03 de outubro de 2018

O candidato de Lula, Fernando Haddad, fez uma coletiva de imprensa nesta quarta-feira (3/10), em São Paulo. Ele falou sobre a onda de fake news e mentiras contra ele e sua candidatura, que está sendo divulgada pelo WhatsApp. O candidato de Lula também falou sobre a importância de se respeitar o resultado das eleições e a política internacional.

O ex-ministro da Educação de Lula informou que sua campanha colocou um número de telefone para receber as denúncias de fake news. “São milhões de mensagens com conteúdos ofensivos contra minha família, minha atuação como ministro, com imagens vulgares de mulheres e crianças”, disse Haddad. Segundo ele, as mensagens são direcionadas, sobretudo, ao público evangélico, que mantém valores iguais aos dele e de sua família.

Ele afirmou que alguns portais já checaram essas fake news, mas outras milhares continuam sendo disseminadas pelo grupos de WhatsApp. “É muito difícil identificar o emissor. Não é simples, diferentemente do Facebook e Twitter, que tem um IP que pode ser identificado. No caso do WhatsApp, tem esse agravante, mas é possível. Até domingo, vamos tentar fazer o caminho de volta pra saber quem fez esse jogo baixo”, falou Haddad.

Ele divulgou o número  (11) 993-223-275 , que está recebendo denúncias de fake news em sua campanha.

O candidato afirmou que, até aqui, manteve uma campanha propositiva, mas agora chegou a vez de se defender. “Estamos na quarta-feira, às vésperas da eleição, e, até aqui, eu fiz uma campanha propositiva e vocês me cobravam ataque. E eu respondia: ‘vamos manter a linha propositiva’. Agora chegou o momento de nos defendermos, porque é muito grave o que está acontecendo no WhatsApp”. De acordo com Haddad, as pessoas “têm o direito a ser bem informadas, com informações fidedignas, sem falsidade, sem truque”. “Nossa única preocupação é que as pessoas votem conscientemente”.

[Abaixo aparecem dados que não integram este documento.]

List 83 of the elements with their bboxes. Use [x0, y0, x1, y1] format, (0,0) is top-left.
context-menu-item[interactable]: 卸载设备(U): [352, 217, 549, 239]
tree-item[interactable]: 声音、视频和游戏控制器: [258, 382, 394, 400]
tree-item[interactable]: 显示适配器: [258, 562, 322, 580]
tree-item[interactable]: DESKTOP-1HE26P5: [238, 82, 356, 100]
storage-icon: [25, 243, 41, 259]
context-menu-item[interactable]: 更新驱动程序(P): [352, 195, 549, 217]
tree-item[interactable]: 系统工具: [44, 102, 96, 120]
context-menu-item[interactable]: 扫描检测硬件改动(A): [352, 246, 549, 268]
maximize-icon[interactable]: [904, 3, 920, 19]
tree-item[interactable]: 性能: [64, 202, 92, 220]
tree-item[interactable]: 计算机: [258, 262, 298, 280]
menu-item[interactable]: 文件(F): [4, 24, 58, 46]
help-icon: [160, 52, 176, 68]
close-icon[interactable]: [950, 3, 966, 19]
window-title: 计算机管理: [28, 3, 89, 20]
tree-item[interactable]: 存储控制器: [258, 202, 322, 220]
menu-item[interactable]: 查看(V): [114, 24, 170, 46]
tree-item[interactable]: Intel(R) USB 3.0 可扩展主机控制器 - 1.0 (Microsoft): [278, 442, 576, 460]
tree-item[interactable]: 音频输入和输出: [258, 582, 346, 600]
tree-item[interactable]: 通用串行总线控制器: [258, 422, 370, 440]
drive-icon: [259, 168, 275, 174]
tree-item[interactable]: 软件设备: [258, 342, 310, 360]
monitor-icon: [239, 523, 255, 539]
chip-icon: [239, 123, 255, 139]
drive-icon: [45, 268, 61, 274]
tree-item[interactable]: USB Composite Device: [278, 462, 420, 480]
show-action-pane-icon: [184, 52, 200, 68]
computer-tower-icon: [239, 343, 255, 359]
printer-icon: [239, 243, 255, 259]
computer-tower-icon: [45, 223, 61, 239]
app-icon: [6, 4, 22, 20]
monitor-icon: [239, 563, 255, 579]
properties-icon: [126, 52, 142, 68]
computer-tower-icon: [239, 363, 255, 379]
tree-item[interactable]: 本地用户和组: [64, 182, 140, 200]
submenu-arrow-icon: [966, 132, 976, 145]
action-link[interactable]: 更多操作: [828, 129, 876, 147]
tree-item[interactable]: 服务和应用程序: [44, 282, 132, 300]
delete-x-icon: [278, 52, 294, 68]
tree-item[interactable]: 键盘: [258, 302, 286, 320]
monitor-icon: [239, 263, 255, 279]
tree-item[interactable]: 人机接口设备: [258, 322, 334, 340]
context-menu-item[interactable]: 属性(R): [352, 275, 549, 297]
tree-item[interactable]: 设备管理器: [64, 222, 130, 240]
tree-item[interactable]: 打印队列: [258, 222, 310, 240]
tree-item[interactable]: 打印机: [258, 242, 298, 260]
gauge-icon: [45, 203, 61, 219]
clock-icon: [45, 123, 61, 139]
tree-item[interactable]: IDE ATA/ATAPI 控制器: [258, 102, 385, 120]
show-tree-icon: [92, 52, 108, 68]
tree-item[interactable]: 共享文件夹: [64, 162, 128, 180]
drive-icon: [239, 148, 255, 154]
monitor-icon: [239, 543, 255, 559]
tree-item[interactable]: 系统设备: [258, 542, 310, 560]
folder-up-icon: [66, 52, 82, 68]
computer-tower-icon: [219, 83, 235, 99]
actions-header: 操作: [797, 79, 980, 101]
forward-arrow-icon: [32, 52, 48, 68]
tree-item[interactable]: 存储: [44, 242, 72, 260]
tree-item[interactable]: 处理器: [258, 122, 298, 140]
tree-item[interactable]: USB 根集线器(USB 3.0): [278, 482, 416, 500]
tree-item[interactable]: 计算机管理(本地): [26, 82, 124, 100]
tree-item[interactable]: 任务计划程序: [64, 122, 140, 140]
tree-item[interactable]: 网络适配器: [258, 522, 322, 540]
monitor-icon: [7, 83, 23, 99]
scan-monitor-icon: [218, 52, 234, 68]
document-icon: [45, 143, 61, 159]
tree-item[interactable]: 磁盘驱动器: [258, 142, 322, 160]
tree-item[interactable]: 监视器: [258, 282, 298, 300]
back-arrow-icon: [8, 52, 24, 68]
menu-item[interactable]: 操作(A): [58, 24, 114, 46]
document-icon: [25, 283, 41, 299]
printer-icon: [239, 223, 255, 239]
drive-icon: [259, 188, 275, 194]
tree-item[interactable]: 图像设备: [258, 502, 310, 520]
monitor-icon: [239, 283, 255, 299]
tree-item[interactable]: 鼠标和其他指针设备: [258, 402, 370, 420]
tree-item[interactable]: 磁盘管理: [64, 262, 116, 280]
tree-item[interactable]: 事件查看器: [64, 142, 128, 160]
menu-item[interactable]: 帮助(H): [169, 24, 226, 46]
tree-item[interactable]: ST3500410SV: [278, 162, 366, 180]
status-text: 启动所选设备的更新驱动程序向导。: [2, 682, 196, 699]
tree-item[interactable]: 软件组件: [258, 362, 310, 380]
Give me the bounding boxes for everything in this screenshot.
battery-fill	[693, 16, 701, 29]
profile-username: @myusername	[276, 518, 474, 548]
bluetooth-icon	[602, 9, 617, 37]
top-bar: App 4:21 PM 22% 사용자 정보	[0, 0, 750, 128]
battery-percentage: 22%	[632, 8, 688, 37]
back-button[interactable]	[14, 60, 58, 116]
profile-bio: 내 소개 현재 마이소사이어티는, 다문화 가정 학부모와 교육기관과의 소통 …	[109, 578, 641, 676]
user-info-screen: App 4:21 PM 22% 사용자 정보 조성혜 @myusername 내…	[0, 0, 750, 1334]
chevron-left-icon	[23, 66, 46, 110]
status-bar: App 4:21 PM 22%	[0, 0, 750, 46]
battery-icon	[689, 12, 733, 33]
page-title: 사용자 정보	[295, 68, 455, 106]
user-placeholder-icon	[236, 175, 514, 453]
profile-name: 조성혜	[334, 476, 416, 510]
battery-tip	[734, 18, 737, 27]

Haddad lembrou que o PT sempre defendeu a democracia e o resultado das urnas. O candidato afirmou que o Brasil demorou 500 anos para criar um partido que representasse a classe trabalhadora. “Lula é uma liderança carismática que muito países admiram. Eu visitei muito países e onde eu cheguei, todo mundo dizia que nós queríamos ter essa figura conciliatória, do diálogo, uma pessoa que tem lado, o lado dos mais pobres, que é o Lula. Esse projeto ele encarna. Temos 2 milhões de filiados e queremos honrar a tradição trabalhista que, no meu entendimento, é o que vai tirar o país da crise. Apoiar o trabalhador e aumentar seu poder de compra, ampliar empregos: é isso que vai tirar o país da crise”.

Haddad também falou sobre a Reforma da Previdência. Segundo ele, a prioridade do seu governo será com a Previdência dos estados e municípios. “Muitos governos hoje não estão conseguindo pagar a folha devido à grave crise que o país enfrenta. Temos que repactuar o que chamamos de regimes próprios. Isso significa que vamos sentar com trabalhadores, como fizemos em 2003 e em 2012, e repactuar termos de garantia de sustentação da previdência pública”, disse.

Perguntado sobre política externa, ele falou da importância de retomar parcerias com os países do BRICS e do Mercosul. “O Brasil está recolhido, acanhado. Os BRICS são muito importantes para o Brasil. Índia, China, Rússia são mercados muito importantes e temos que aprofundar acordos bilaterais e multilaterais com esses parceiros. O caminho da exportação é um caminho duradouro na geração de empregos”. Sobre o Mercosul, ele disse que será preciso aprofundar o ritmo de integração. “Eu já estou em contato com autoridades argentinas e vamos buscar aproximação com eles, até porque o Brasil pode ser uma solução para a Argentina, como a Argentina pode ser uma solução para o Brasil. Mais integração e mais comércio. Do acordo com a Europa, fomos nós que iniciamos as tratativas. Duvido que o Temer consiga entregar esse acordo, até pela inapetência do governo em fazer qualquer coisa externa. Queremos ajustar com a União Europeia”. Haddad disse ainda que a vitória de Obrador no México abriu possibilidades de acordos bilaterais com o país.